Antalya Arkeoloji Müzesi’nin yıkım kararına karşı, Müze Çalışma Grubu’nun çağrısıyla 7 Temmuz’da Antalya Arkeoloji Müzesi önünde basın açıklaması gerçekleştirmişti.

Kültürel mirasın korunmasına yönelik çalışmalar yürüten sivil toplum kuruluşlarının çabalarına rağmen, ödüllü müze binasının tesciliyle ilgili başvuruyu reddeden Antalya Kültür Varlıklarını Koruma Bölge Kurulu kararının iptali için Mimarlar Odası tarafından dava açıldı.

13 Temmuz’da ise Müze Çalışma Grubu tarafından Müze Çalıştayı ve Forumu düzenlendi.

Yurttaşlar 14 Temmuz’da Müze önünde basın açıklaması yaptı

Kültür ve Turizm Bakanlığı, Türkiye’nin önde gelen arkeoloji müzelerinden Antalya Arkeoloji Müzesi’ni 16 Temmuz 2025 tarihinde ziyaretçilere kapatma kararı aldı.

16 Temmuz’da yurttaşlar Müze önündeki eylemlerini sürdürdü

ANTALYA ARKEOLOJİ MÜZESİ HAKKINDA

I. Dünya Savaşı’nın ardından, 1919 yılında İtalyanların Antalya’yı işgali sırasında açıkta bulunan eski eserlerin İtalyan Konsolosluğu’na taşınmak istenmesi üzerine Antalya Lisesi öğretmeni Süleyman Fikri Erten, 15 Ekim 1919’da Antalya Mutasarrıflığına başvurarak kendisini fahri Asar-ı Atika memuru olarak tayin ettirdi. Müze kurma çalışmaları bu tarihte başladı.

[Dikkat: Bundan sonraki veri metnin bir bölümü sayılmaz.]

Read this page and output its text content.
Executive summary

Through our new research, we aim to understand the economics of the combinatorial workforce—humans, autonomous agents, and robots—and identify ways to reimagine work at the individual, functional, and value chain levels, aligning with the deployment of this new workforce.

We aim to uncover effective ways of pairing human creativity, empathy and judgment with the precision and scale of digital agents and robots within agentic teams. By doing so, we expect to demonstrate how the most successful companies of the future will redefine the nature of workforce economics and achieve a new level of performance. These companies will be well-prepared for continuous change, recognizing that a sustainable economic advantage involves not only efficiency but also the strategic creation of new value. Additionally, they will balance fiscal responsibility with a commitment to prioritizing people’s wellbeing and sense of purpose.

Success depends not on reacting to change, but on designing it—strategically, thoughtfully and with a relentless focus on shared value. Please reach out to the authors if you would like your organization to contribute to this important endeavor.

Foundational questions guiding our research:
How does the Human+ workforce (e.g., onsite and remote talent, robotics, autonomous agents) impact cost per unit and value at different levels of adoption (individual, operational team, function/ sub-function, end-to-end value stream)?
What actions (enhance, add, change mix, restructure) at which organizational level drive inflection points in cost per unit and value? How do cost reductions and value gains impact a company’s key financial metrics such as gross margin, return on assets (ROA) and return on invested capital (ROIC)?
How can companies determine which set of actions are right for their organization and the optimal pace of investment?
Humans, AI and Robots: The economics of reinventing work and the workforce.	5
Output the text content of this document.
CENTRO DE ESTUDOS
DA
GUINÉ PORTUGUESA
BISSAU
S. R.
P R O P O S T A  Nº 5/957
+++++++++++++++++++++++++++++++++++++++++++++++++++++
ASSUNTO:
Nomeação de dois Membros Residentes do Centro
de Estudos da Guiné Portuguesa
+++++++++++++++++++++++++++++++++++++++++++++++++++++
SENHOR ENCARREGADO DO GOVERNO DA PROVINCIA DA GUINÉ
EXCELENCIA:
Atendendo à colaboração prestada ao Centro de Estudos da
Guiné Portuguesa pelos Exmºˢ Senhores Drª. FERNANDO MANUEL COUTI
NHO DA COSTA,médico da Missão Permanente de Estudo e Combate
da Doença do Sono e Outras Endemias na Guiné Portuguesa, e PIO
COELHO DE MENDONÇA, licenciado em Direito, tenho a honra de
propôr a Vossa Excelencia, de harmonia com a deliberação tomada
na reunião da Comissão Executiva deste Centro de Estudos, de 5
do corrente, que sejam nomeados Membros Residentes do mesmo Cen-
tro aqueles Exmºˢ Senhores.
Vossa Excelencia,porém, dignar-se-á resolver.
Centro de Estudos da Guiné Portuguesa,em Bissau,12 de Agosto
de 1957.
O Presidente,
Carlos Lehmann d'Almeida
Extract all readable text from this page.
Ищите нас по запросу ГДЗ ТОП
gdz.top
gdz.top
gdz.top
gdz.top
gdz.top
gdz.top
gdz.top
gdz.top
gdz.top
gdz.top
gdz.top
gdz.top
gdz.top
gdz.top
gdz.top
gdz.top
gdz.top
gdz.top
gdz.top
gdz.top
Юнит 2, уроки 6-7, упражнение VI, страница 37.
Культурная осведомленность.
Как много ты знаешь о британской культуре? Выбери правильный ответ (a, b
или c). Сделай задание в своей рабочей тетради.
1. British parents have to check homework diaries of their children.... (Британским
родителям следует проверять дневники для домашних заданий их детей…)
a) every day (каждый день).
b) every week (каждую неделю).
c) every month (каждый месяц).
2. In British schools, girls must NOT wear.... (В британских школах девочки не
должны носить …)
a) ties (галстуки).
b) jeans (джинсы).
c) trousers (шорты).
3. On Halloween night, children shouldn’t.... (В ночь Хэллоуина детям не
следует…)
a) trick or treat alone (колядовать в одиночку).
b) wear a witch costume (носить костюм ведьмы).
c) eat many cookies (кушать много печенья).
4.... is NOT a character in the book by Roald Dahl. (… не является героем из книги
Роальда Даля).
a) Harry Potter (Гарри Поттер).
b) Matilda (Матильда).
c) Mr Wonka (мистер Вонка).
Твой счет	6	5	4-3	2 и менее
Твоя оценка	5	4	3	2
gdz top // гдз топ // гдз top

İlk olarak Antalya Merkez’deki eski eserler, Tekeli Mehmet Paşa Camii karşısındaki terk edilmiş Bayraktar Baba Türbesi’nde toplanarak geçici bir depo müze oluşturuldu. 1922 yılında bu eserler, mübadele sonrasında boş kalan Panaya Kilisesi’ne (Alâaddin Camii) taşındı ve burada ilk müze binası kuruldu. 1937 yılında müze, Yivli Minare Camii’ne; 1972 yılında ise hâlâ kullanılan modern binaya taşındı.

1988 yılında “Avrupa Konseyi Yılın Müzesi Özel Ödülü”ne layık görüldü. 30 bin metrekarelik bir alana yayılan müzede kapalı sergi salonları, açık hava galerileri, çocuk bölümü, modern sanatlar sergi salonu, konferans salonu, kafeterya ve video gösterim alanı bulunuyor.

Müze koleksiyonu, Alt Paleolitik Çağ’dan Bizans dönemine kadar geniş bir zaman dilimini kapsıyor. Doğa Tarihi ve Prehistorya Koleksiyonu, bölge kazılarından elde edilen eserler, Roma dönemi çömlekleri, Perge kökenli mitolojik heykeller, lahitler, takılar, mozaikler, ikonalar, madeni ve cam eserler koleksiyonun öne çıkan parçaları. Özellikle Perge’de bulunan Roma dönemi heykeltıraşlık eserleri ve müze kurtarma kazılarından elde edilen ünik buluntularla Antalya Müzesi, dünyanın sayılı arkeoloji müzeleri arasında yer alıyor.